A New Route to High Blood Pressure

Hypertension can be caused by abnormalities in blood vessels, researchers find, leading to possibility for new treatments

A recently discovered cause of high blood pressure may lead to new possibilities for treating the disease, which puts some 65 million Americans at higher risk for heart attack, stroke and other life-threatening health problems.

"Our results suggest that dysfunction in this [blood vessel] system may well be an important underlying cause of cardiovascular disease in humans," says Simon K. Michael, an assistant professor of pediatrics at the medical school. Photo: Wolfgang Amri/iStock

Tufts researchers found that abnormalities in blood vessels-rather than just the kidneys, as had been thought-can be a primary cause of high blood pressure. The findings are significant for people whose high blood pressure is not linked to a specific cause.

"These results suggest a potential paradigm shift in the field of hypertension," says Howard K. Surks, an assistant professor of medicine at Tufts and co-author of the study, which was recently published in the Proceedings of the National Academy of Science.

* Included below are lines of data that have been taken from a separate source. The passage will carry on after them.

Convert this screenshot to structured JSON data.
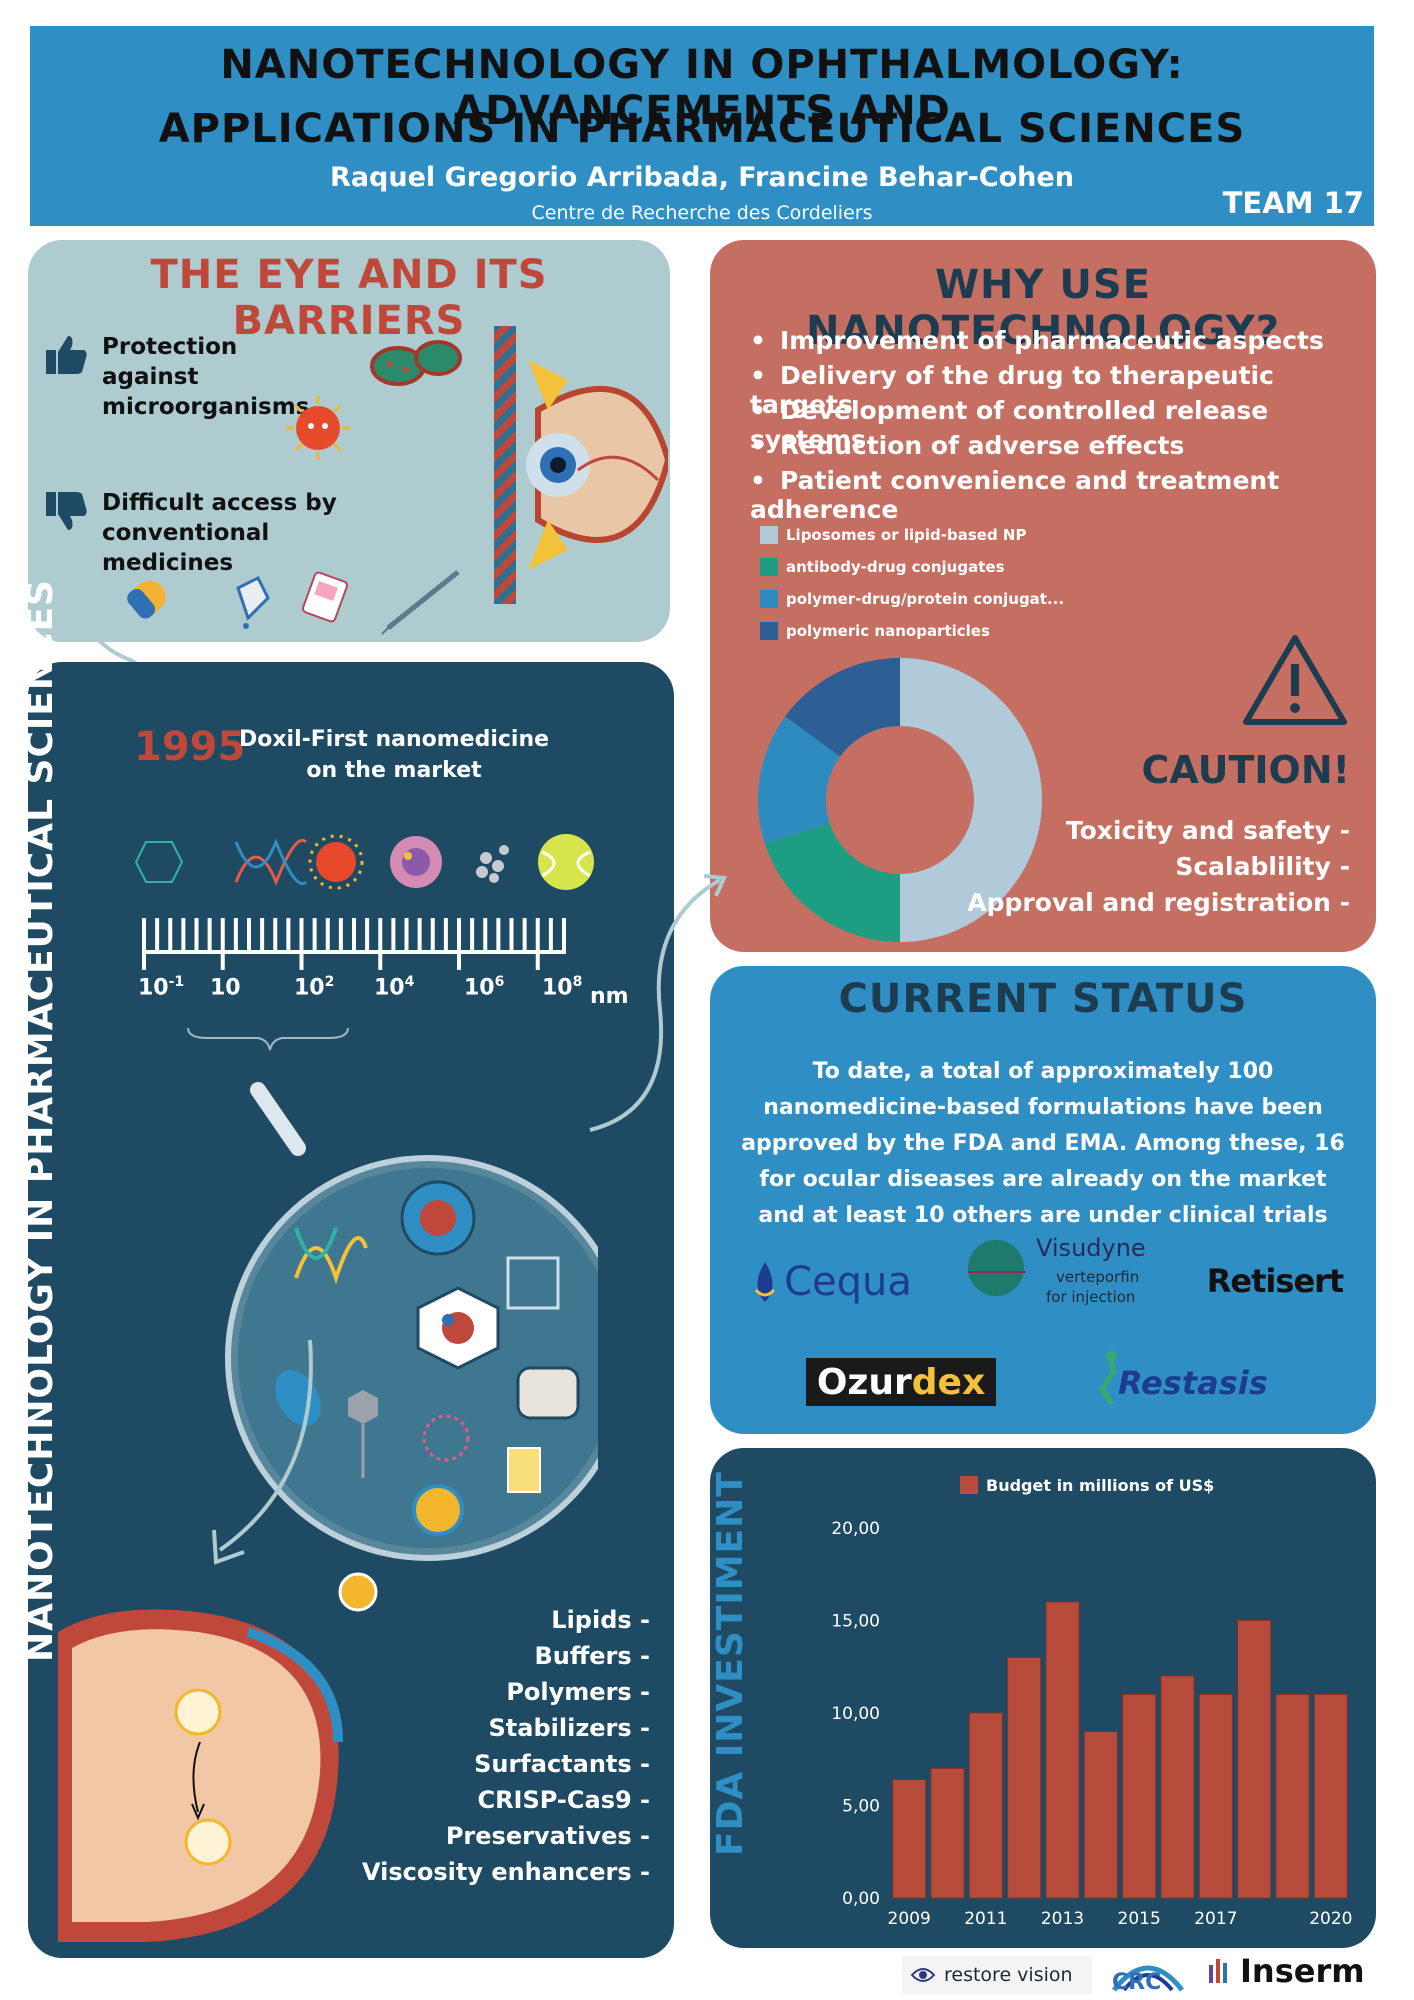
{
  "header": {
    "title_line1": "NANOTECHNOLOGY IN OPHTHALMOLOGY: ADVANCEMENTS AND",
    "title_line2": "APPLICATIONS IN PHARMACEUTICAL SCIENCES",
    "authors": "Raquel Gregorio Arribada, Francine Behar-Cohen",
    "institution": "Centre de Recherche des Cordeliers",
    "team": "TEAM 17"
  },
  "eye_barriers": {
    "title": "THE EYE AND ITS BARRIERS",
    "pro": "Protection against microorganisms",
    "con": "Difficult access by conventional medicines"
  },
  "why": {
    "title": "WHY USE NANOTECHNOLOGY?",
    "bullets": [
      "Improvement of pharmaceutic aspects",
      "Delivery of the drug to therapeutic targets",
      "Development of controlled release systems",
      "Reduction of adverse effects",
      "Patient convenience and treatment adherence"
    ],
    "caution_title": "CAUTION!",
    "caution_items": [
      "Toxicity and safety -",
      "Scalablility -",
      "Approval and registration -"
    ]
  },
  "nano": {
    "title": "NANOTECHNOLOGY IN PHARMACEUTICAL SCIENCES",
    "year": "1995",
    "year_text": "Doxil-First nanomedicine on the market",
    "scale_unit": "nm",
    "scale_base": "10",
    "scale_exponents": [
      "-1",
      "",
      "2",
      "4",
      "6",
      "8"
    ],
    "components": [
      "Lipids -",
      "Buffers -",
      "Polymers -",
      "Stabilizers -",
      "Surfactants -",
      "CRISP-Cas9 -",
      "Preservatives -",
      "Viscosity enhancers -"
    ]
  },
  "status": {
    "title": "CURRENT STATUS",
    "text": "To date, a total of approximately 100 nanomedicine-based formulations have been approved by the FDA and EMA. Among these, 16 for ocular diseases are already on the market and at least 10 others are under clinical trials",
    "logos": {
      "cequa": "Cequa",
      "visudyne": "Visudyne",
      "visudyne_sub1": "verteporfin",
      "visudyne_sub2": "for injection",
      "retisert": "Retisert",
      "ozurdex_a": "Ozur",
      "ozurdex_b": "dex",
      "restasis": "Restasis"
    }
  },
  "fda": {
    "title": "FDA INVESTIMENT"
  },
  "footer": {
    "restore": "restore vision",
    "crc": "CRC",
    "inserm": "Inserm"
  },
  "colors": {
    "header": "#2f8fc4",
    "eye_panel": "#aecbd0",
    "why_panel": "#c56e62",
    "nano_panel": "#1e4b63",
    "bar": "#b84c3c"
  },
  "chart_data": [
    {
      "type": "pie",
      "donut": true,
      "legend": [
        {
          "label": "Liposomes or lipid-based NP",
          "color": "#b1cad9",
          "value": 50
        },
        {
          "label": "antibody-drug conjugates",
          "color": "#1d9e83",
          "value": 20
        },
        {
          "label": "polymer-drug/protein conjugat...",
          "color": "#2e8bbf",
          "value": 15
        },
        {
          "label": "polymeric nanoparticles",
          "color": "#2d5e96",
          "value": 15
        }
      ],
      "legend_position": "top-left"
    },
    {
      "type": "bar",
      "legend": "Budget in millions of US$",
      "categories": [
        "2009",
        "2010",
        "2011",
        "2012",
        "2013",
        "2014",
        "2015",
        "2016",
        "2017",
        "2018",
        "2019",
        "2020"
      ],
      "x_tick_labels": [
        "2009",
        "2011",
        "2013",
        "2015",
        "2017",
        "2020"
      ],
      "values": [
        6.4,
        7.0,
        10.0,
        13.0,
        16.0,
        9.0,
        11.0,
        12.0,
        11.0,
        15.0,
        11.0,
        11.0
      ],
      "y_ticks": [
        "0,00",
        "5,00",
        "10,00",
        "15,00",
        "20,00"
      ],
      "ylim": [
        0,
        20
      ],
      "grid": false
    }
  ]
}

"Previously, all causes of hypertension were thought to arise from the kidney, but that assumption was based on extremely rare genetic causes that do not pertain to the vast majority of patients with high blood pressure," says Surks. "Our data suggest that an abnormality in the blood vessel that does not affect kidney function can also cause high blood pressure."

The finding, he notes, validates efforts being made to find new targets for the treatment of hypertension in blood vessels.

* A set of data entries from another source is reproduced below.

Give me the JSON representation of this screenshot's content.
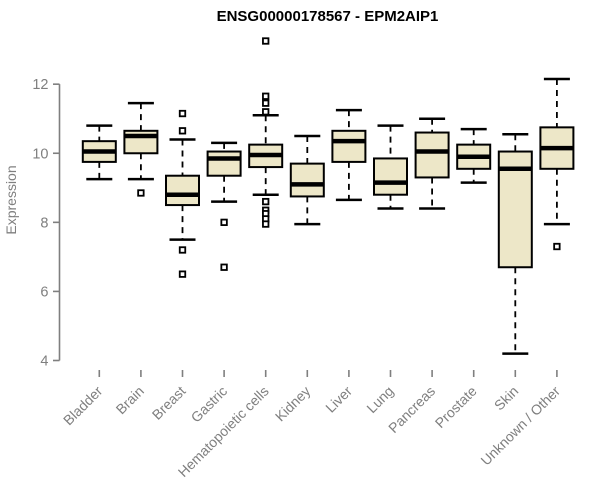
{
  "title": "ENSG00000178567 - EPM2AIP1",
  "colors": {
    "background": "#ffffff",
    "box_fill": "#ede7c8",
    "box_stroke": "#000000",
    "median": "#000000",
    "whisker": "#000000",
    "outlier_fill": "#ffffff",
    "axis": "#7f7f7f",
    "label_gray": "#7f7f7f",
    "title_color": "#000000"
  },
  "chart_data": {
    "type": "boxplot",
    "title": "ENSG00000178567 - EPM2AIP1",
    "xlabel": "",
    "ylabel": "Expression",
    "ylim": [
      4,
      12
    ],
    "yticks": [
      4,
      6,
      8,
      10,
      12
    ],
    "grid": false,
    "legend": null,
    "categories": [
      "Bladder",
      "Brain",
      "Breast",
      "Gastric",
      "Hematopoietic cells",
      "Kidney",
      "Liver",
      "Lung",
      "Pancreas",
      "Prostate",
      "Skin",
      "Unknown / Other"
    ],
    "series": [
      {
        "category": "Bladder",
        "whisker_low": 9.25,
        "q1": 9.75,
        "median": 10.05,
        "q3": 10.35,
        "whisker_high": 10.8,
        "outliers": []
      },
      {
        "category": "Brain",
        "whisker_low": 9.25,
        "q1": 10.0,
        "median": 10.5,
        "q3": 10.65,
        "whisker_high": 11.45,
        "outliers": [
          8.85
        ]
      },
      {
        "category": "Breast",
        "whisker_low": 7.5,
        "q1": 8.5,
        "median": 8.8,
        "q3": 9.35,
        "whisker_high": 10.4,
        "outliers": [
          11.15,
          10.65,
          7.2,
          6.5
        ]
      },
      {
        "category": "Gastric",
        "whisker_low": 8.6,
        "q1": 9.35,
        "median": 9.85,
        "q3": 10.05,
        "whisker_high": 10.3,
        "outliers": [
          8.0,
          6.7
        ]
      },
      {
        "category": "Hematopoietic cells",
        "whisker_low": 8.8,
        "q1": 9.6,
        "median": 9.95,
        "q3": 10.25,
        "whisker_high": 11.1,
        "outliers": [
          13.25,
          11.65,
          11.45,
          11.2,
          8.6,
          8.35,
          8.25,
          8.1,
          7.95
        ]
      },
      {
        "category": "Kidney",
        "whisker_low": 7.95,
        "q1": 8.75,
        "median": 9.1,
        "q3": 9.7,
        "whisker_high": 10.5,
        "outliers": []
      },
      {
        "category": "Liver",
        "whisker_low": 8.65,
        "q1": 9.75,
        "median": 10.35,
        "q3": 10.65,
        "whisker_high": 11.25,
        "outliers": []
      },
      {
        "category": "Lung",
        "whisker_low": 8.4,
        "q1": 8.8,
        "median": 9.15,
        "q3": 9.85,
        "whisker_high": 10.8,
        "outliers": []
      },
      {
        "category": "Pancreas",
        "whisker_low": 8.4,
        "q1": 9.3,
        "median": 10.05,
        "q3": 10.6,
        "whisker_high": 11.0,
        "outliers": []
      },
      {
        "category": "Prostate",
        "whisker_low": 9.15,
        "q1": 9.55,
        "median": 9.9,
        "q3": 10.25,
        "whisker_high": 10.7,
        "outliers": []
      },
      {
        "category": "Skin",
        "whisker_low": 4.2,
        "q1": 6.7,
        "median": 9.55,
        "q3": 10.05,
        "whisker_high": 10.55,
        "outliers": []
      },
      {
        "category": "Unknown / Other",
        "whisker_low": 7.95,
        "q1": 9.55,
        "median": 10.15,
        "q3": 10.75,
        "whisker_high": 12.15,
        "outliers": [
          7.3
        ]
      }
    ]
  }
}
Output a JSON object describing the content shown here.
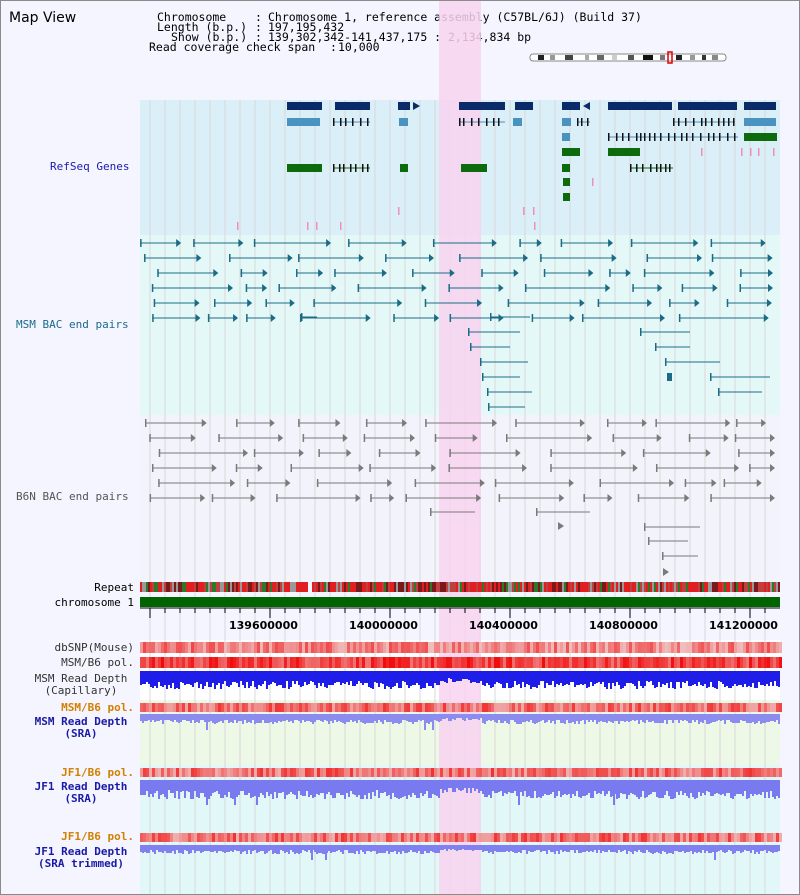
{
  "title": "Map View",
  "header": {
    "chromosome_key": "Chromosome",
    "chromosome_val": "Chromosome 1, reference assembly (C57BL/6J) (Build 37)",
    "length_key": "Length (b.p.)",
    "length_val": "197,195,432",
    "show_key": "Show (b.p.)",
    "show_val": "139,302,342-141,437,175 : 2,134,834 bp",
    "coverage_key": "Read coverage check span",
    "coverage_val": "10,000"
  },
  "tracks": {
    "refseq": "RefSeq Genes",
    "msm_bac": "MSM BAC end pairs",
    "b6n_bac": "B6N BAC end pairs",
    "repeat": "Repeat",
    "chromosome": "chromosome 1",
    "dbsnp": "dbSNP(Mouse)",
    "msm_b6_pol_1": "MSM/B6 pol.",
    "msm_depth_cap_1": "MSM Read Depth",
    "msm_depth_cap_2": "(Capillary)",
    "msm_b6_pol_2": "MSM/B6 pol.",
    "msm_depth_sra_1": "MSM Read Depth",
    "msm_depth_sra_2": "(SRA)",
    "jf1_pol_1": "JF1/B6 pol.",
    "jf1_depth_1": "JF1 Read Depth",
    "jf1_depth_2": "(SRA)",
    "jf1_pol_2": "JF1/B6 pol.",
    "jf1_trim_1": "JF1 Read Depth",
    "jf1_trim_2": "(SRA trimmed)"
  },
  "axis": {
    "ticks": [
      "139600000",
      "140000000",
      "140400000",
      "140800000",
      "141200000"
    ]
  },
  "colors": {
    "refseq_bg": "#dbeff9",
    "msm_bg": "#e4f8f8",
    "b6n_bg": "#f3f3fb",
    "highlight": "#f8d4f0",
    "gene_navy": "#0a2b68",
    "gene_blue": "#4a92bf",
    "gene_green": "#0d6b0d",
    "msm_bac": "#1c6b86",
    "b6n_bac": "#7a7a7a",
    "refseq_label": "#1a1aa8",
    "msm_label": "#1a6a8a",
    "pol_label": "#d28000",
    "depth_label": "#1a1aa8"
  }
}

The Mechanics of High Blood Pressure

For the study, the researchers developed a slightly altered form of a protein called PKG, which occurs naturally in the body and helps to relax smooth muscle cells in blood vessel walls. It was engineered to not interact with an enzyme in mice blood vessel cells that enables blood vessel walls to dilate and thus lower blood pressure.

The study found the breakdown in this molecular-level communication system led to hypertension. Extra care was taken to rule out renal causes of high blood pressure in the mice in the study.

As with mice, healthy human blood vessels contain PKG, which enables their blood vessels to dilate properly to lower blood pressure. When blood vessels cannot dilate sufficiently as blood circulates through the body, blood pressure increases, leading to a host of medical problems, including stroke, heart attacks, kidney failure and heart failure.

"In a very real sense, the single cell layer which lines all blood vessels in the human body, the endothelial cell layer, can be thought of as an organ system in its own right," says Simon K. Michael, an assistant professor of pediatrics at the medical school and co-author of the paper.

"Our experiments have disrupted an important communication pathway between the endothelial cell and the underlying cells of the blood vessel wall," he says. "Our results suggest that dysfunction in this system may well be an important underlying cause of cardiovascular disease in humans. In retrospect, this seems quite intuitive."

The Tufts researchers are now examining human DNA to determine if abnormalities in PKG or other related blood vessel proteins exist in people with high blood pressure.